Он познакомил Клару с двумя разведчиками, сидевшими у костра, один из них был адъютант Кима, второй, совсем мальчик, по кличке Цыган, — его связной. Все вместе они направились к темневшему невдалеке лесному массиву. Вскоре нашли Надю Курочкину, почти наткнулись на нее. Она сидела на своем вещмешке и потирала ушибленную ногу.
— Ты чего не мигала? — спросила ее Клара.
— Фонарик выпал, — отвечала девушка.
Лес глухо шумел. На земле тонким покровом лежал снег — была мягкая украинская зима.
— Вот и другой, — вдруг произнес Ким и трижды мигнул фонариком. В голом кустарнике мигал слабый огонек. Вскоре послышался скрип снега, треск веток, и Левый (Юра Уколов) предстал перед ними. Он отдал рапорт и сообщил, что парашют его зацепился за ветви деревьев и он повис на нем.
— Вначале я хотел было обрезать стропы, но потом понял — высоко. Стал раскачиваться, пока не достиг ствола дерева. Спустился… — рассказал Юрка.
Затем мужчины, несмотря на протесты девушек, взяли у них рации, и небольшой отряд двинулся в путь. Вскоре они вышли на проселочную дорогу. Ночь была безлунной.
В лагерь пришли под утро — усталые и голодные.
В ЭФИР
Стоит яркий солнечный день. Тает. Воздух чистый-чистый, дышится так легко. Выйдя из землянки, Клара, жмурясь, оглядывает окрестность. Невдалеке виднеются землянки, из труб их вьется голубой дымок, дальше повозки со снаряжением, без лошадей. Двое мужчин пилят дрова. Она тотчас вспоминает события прошедшей ночи. Она в партизанском краю, в резиденции Кима.
Надя еще спит. Холодновато. Надо принести дров и разжечь печурку. Клара накидывает ватник и выходит на поляну. Здесь стоянка отряда. Крутом лес. Она подходит к партизанам, пилившим дрова, здоровается.

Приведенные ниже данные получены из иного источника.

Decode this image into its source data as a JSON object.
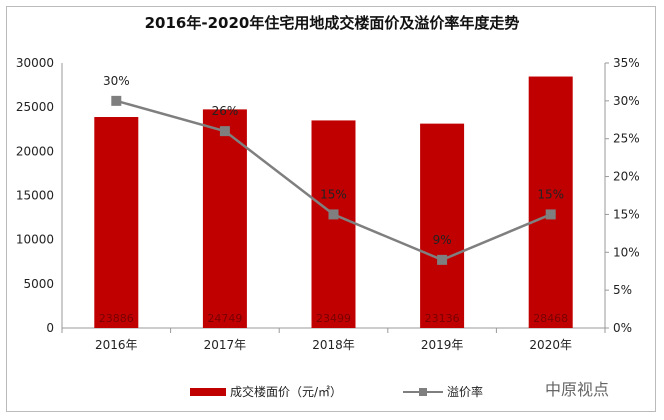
{
  "chart_data": {
    "type": "bar+line",
    "title": "2016年-2020年住宅用地成交楼面价及溢价率年度走势",
    "categories": [
      "2016年",
      "2017年",
      "2018年",
      "2019年",
      "2020年"
    ],
    "series": [
      {
        "name": "成交楼面价（元/㎡）",
        "type": "bar",
        "axis": "left",
        "color": "#c00000",
        "values": [
          23886,
          24749,
          23499,
          23136,
          28468
        ],
        "labels": [
          "23886",
          "24749",
          "23499",
          "23136",
          "28468"
        ]
      },
      {
        "name": "溢价率",
        "type": "line",
        "axis": "right",
        "color": "#7f7f7f",
        "values": [
          30,
          26,
          15,
          9,
          15
        ],
        "labels": [
          "30%",
          "26%",
          "15%",
          "9%",
          "15%"
        ]
      }
    ],
    "ylim_left": [
      0,
      30000
    ],
    "yticks_left": [
      "0",
      "5000",
      "10000",
      "15000",
      "20000",
      "25000",
      "30000"
    ],
    "ylim_right": [
      0,
      35
    ],
    "yticks_right": [
      "0%",
      "5%",
      "10%",
      "15%",
      "20%",
      "25%",
      "30%",
      "35%"
    ],
    "legend": "bottom",
    "grid": false
  },
  "watermark": "中原视点"
}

— Здравствуй, если не шутишь, — отвечает один из них, продолжая работу. Другой, помоложе, оглядел ее и спрашивает:
— Ты чья?
— Мамина, — смеется в ответ Клара.
Пильщики с недоумением оглядывают незнакомую девушку.
— Правильно, дочка, — говорит тот, кто постарше, и добавляет, обращаясь к товарищу: — Не задавай глупых вопросов.
…И вот резиденция Кима. Она совсем в стороне, в лесу. Постучав, Клара вошла к нему в курень. Он сидел на низенькой скамье у самодельного столика, в сером шерстяном свитере и что-то писал. Увидев ее, улыбнулся, встал, спросил, отдохнула ли она после тяжелой ночи.
— Я очень хорошо отдохнула, — отвечала Клара.